Former Roman Catholic church

St. Joseph Church is a former Roman Catholic church in the Upper City (Minsk) district of Minsk, Belarus. The building, which is an example of the Baroque architecture style, was completed in 1752. The church was named after the monastery to which it belonged. It was closed in the 1860s and became an Eastern Orthodox Church. Since the late 19th century, it has been used to store archives.

== History ==

=== Construction and design ===
The Bernardines monastery was founded by Andej and Jan Kęsowski in 1624. The first monastery church was made from wood and constructed in the 1630s, but in 1644 it was destroyed by fire. In 1652 the new stone church was constructed and consecrated in the name of St. Joseph. The fires in 1656, 1740 and 1835 had severely damaged the monastery, however, it was reconstructed every time. The most significant restoration was made in 1752, then the buildings were redecorated in baroque style.

By the early XIX century the monastery occupied the whole block between the Small and Big Berdardinsky streets and Zybitskaya and Upper Markets squares. The ensemble included a church with a monks housing, a fratery, a school, a hospital, a stable, and a brewery, all enclosed by a high stone fence with several gates.

Nowadays the church looks like a three-aisled basilica.
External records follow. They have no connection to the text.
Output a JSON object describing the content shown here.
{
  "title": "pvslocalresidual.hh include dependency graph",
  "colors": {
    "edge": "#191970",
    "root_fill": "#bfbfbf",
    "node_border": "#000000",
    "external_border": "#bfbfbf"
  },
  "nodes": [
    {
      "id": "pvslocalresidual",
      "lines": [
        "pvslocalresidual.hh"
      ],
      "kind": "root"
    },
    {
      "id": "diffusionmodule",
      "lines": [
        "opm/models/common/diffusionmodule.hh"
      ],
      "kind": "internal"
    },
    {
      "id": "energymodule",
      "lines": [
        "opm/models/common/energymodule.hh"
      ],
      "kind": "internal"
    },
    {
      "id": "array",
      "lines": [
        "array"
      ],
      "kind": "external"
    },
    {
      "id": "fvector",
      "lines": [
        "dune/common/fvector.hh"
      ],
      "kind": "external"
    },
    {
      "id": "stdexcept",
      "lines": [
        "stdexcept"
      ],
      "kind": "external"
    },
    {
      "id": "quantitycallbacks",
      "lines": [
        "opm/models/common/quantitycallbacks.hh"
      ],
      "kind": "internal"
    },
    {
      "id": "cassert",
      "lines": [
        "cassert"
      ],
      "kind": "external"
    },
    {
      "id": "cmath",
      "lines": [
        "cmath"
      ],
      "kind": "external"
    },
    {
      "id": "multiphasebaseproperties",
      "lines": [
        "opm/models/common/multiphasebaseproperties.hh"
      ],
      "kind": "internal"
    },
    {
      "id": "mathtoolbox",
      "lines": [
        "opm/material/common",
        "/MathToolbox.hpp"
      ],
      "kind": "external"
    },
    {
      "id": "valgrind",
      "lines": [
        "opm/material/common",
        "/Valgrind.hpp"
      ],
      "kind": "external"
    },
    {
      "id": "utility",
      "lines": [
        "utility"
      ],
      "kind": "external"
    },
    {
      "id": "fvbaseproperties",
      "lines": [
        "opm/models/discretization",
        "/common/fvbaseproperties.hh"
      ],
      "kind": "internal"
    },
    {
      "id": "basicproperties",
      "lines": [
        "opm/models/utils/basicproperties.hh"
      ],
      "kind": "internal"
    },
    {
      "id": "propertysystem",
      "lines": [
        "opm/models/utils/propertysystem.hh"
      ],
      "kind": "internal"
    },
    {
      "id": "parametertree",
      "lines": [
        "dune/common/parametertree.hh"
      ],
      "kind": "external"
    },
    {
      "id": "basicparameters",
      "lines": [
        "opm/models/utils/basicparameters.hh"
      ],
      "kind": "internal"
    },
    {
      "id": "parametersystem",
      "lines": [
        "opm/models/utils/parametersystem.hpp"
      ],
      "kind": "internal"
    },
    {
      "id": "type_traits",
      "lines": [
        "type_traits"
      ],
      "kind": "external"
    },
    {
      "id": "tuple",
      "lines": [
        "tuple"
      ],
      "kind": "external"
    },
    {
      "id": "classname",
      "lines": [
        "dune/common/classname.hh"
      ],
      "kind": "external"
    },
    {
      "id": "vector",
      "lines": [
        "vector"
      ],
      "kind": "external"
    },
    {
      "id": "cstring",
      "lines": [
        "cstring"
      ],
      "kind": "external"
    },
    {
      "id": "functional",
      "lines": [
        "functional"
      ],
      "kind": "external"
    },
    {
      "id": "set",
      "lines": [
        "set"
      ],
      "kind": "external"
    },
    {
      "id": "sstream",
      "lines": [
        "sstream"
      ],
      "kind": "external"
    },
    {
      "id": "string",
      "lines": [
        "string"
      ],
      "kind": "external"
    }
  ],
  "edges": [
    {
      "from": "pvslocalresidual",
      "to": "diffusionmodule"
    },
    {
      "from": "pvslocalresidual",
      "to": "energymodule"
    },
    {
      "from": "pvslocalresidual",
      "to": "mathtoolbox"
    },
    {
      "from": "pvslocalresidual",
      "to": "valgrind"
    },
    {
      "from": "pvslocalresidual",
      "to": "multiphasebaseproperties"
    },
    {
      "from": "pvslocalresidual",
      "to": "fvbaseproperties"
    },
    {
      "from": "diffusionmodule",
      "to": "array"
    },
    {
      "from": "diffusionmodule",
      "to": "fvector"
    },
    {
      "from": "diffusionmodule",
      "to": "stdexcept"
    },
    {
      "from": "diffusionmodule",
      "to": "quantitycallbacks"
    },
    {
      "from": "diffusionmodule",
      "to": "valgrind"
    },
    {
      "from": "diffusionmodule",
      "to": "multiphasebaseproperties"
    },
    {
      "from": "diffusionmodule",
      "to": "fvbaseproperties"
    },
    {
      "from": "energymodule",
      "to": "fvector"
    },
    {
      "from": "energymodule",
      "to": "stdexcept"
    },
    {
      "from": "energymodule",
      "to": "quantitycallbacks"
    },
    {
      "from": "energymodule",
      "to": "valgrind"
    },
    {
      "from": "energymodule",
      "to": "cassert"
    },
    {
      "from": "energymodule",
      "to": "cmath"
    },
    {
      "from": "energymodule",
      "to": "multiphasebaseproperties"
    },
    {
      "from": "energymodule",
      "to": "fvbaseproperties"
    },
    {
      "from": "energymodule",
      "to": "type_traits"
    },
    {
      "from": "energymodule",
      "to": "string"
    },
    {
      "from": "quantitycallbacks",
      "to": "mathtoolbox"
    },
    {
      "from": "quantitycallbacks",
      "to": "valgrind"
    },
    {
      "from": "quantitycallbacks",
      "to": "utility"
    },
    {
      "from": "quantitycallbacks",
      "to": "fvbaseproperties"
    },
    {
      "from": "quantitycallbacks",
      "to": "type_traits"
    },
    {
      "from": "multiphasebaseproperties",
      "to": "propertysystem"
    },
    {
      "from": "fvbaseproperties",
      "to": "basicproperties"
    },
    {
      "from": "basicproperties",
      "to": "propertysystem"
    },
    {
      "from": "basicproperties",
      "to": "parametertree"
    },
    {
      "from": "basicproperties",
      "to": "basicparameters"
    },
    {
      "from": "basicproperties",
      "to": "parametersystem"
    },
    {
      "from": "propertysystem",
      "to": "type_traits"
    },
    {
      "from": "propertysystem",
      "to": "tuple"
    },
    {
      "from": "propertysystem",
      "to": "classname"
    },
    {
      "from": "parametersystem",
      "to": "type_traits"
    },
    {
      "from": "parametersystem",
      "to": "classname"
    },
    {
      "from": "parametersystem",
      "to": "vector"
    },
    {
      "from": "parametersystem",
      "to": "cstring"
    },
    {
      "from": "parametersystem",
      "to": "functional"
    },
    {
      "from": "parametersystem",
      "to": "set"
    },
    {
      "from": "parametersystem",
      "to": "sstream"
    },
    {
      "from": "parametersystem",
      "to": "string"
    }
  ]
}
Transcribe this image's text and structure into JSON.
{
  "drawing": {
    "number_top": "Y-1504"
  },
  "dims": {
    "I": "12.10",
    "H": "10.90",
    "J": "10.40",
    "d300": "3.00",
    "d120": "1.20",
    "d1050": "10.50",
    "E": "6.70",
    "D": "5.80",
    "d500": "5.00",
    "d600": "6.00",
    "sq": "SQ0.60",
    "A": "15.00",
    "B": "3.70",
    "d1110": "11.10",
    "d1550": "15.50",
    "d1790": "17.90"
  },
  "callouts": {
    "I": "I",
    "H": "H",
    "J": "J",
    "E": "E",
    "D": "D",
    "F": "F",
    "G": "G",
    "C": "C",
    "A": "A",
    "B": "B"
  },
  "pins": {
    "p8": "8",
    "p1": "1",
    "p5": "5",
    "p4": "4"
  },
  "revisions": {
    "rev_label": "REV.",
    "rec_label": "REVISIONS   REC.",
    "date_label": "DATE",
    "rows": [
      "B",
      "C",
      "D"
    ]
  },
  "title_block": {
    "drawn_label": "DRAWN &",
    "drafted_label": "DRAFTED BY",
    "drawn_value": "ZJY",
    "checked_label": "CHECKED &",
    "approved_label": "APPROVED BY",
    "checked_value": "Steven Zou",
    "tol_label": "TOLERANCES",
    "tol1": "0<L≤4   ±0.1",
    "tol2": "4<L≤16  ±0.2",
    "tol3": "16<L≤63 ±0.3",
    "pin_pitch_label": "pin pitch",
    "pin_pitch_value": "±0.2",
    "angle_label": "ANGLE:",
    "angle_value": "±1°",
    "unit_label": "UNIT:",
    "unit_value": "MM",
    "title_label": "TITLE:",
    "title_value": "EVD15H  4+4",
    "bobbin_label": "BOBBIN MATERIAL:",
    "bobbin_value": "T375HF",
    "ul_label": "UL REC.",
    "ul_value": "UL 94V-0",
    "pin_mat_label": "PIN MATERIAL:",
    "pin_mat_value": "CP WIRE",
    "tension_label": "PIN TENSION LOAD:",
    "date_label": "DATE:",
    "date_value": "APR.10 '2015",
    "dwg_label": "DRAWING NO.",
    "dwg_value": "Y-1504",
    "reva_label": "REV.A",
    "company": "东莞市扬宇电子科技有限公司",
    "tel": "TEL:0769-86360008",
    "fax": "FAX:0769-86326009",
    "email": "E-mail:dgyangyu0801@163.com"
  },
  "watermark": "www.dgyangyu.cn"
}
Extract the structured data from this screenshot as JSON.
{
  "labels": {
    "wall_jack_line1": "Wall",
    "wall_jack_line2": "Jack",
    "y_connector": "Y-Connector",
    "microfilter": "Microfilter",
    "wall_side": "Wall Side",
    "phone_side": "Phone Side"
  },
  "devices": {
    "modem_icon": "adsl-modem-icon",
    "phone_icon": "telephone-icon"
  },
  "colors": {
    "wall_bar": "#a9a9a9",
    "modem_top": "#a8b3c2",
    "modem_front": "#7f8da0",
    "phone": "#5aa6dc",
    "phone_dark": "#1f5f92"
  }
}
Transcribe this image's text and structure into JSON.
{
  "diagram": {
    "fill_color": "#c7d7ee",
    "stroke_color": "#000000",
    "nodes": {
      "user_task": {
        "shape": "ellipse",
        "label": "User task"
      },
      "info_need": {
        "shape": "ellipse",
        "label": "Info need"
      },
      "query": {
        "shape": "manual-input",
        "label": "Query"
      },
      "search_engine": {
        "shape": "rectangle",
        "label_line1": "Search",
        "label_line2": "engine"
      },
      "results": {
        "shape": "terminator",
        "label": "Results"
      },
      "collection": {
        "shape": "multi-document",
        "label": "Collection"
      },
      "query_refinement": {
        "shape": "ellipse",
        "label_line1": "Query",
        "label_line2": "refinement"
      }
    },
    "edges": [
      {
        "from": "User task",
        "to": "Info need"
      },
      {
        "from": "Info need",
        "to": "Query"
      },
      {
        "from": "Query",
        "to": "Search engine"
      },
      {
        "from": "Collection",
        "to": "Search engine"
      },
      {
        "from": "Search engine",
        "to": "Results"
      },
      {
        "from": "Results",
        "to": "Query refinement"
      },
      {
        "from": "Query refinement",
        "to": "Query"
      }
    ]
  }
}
The highest central nave is covered with a gable roof with a protruding three-walled apse. The left and the right naves are shaped as chapels covered with cross-shaped vaults and lean-to roofs. The western facade is decorated with expressive pilasters, capitals, and volutes. Two sculptures, previously standing in the niches, are now lost. The front porch is topped with a massive triple window.

=== 19th—20th centuries ===

In the 1860s the monastery was closed and confiscated from the church as a punishment for participation in the January Uprising. Since 1872 it was used as an archive. In the early 20th century the gable roof was destroyed.

The latest restoration was completed in 1983. Nowadays the building serves as an archive of Belarusian art, literature, scientific, and technical documentation. Several monastery buildings were recently used as military and Prosecutor's offices. The archive currently holds more than 200 thousands items with such valuable ones as the post-war Minsk city planning designs. All modern restorations in Belarus use these archive documents as reference sources.

=== 21st century ===

By 2010 for more than 5 years the members of Christian community from Estonia, Russia, Ukraine, Lithuania, and Georgia tried to make the authorities return the building to the Church. The government, however, opened a hotel in the monastery wing.

In 2022, research and renovation work was carried out on the main façade of the church to restore its historical Baroque color scheme (architect R. Zabieła).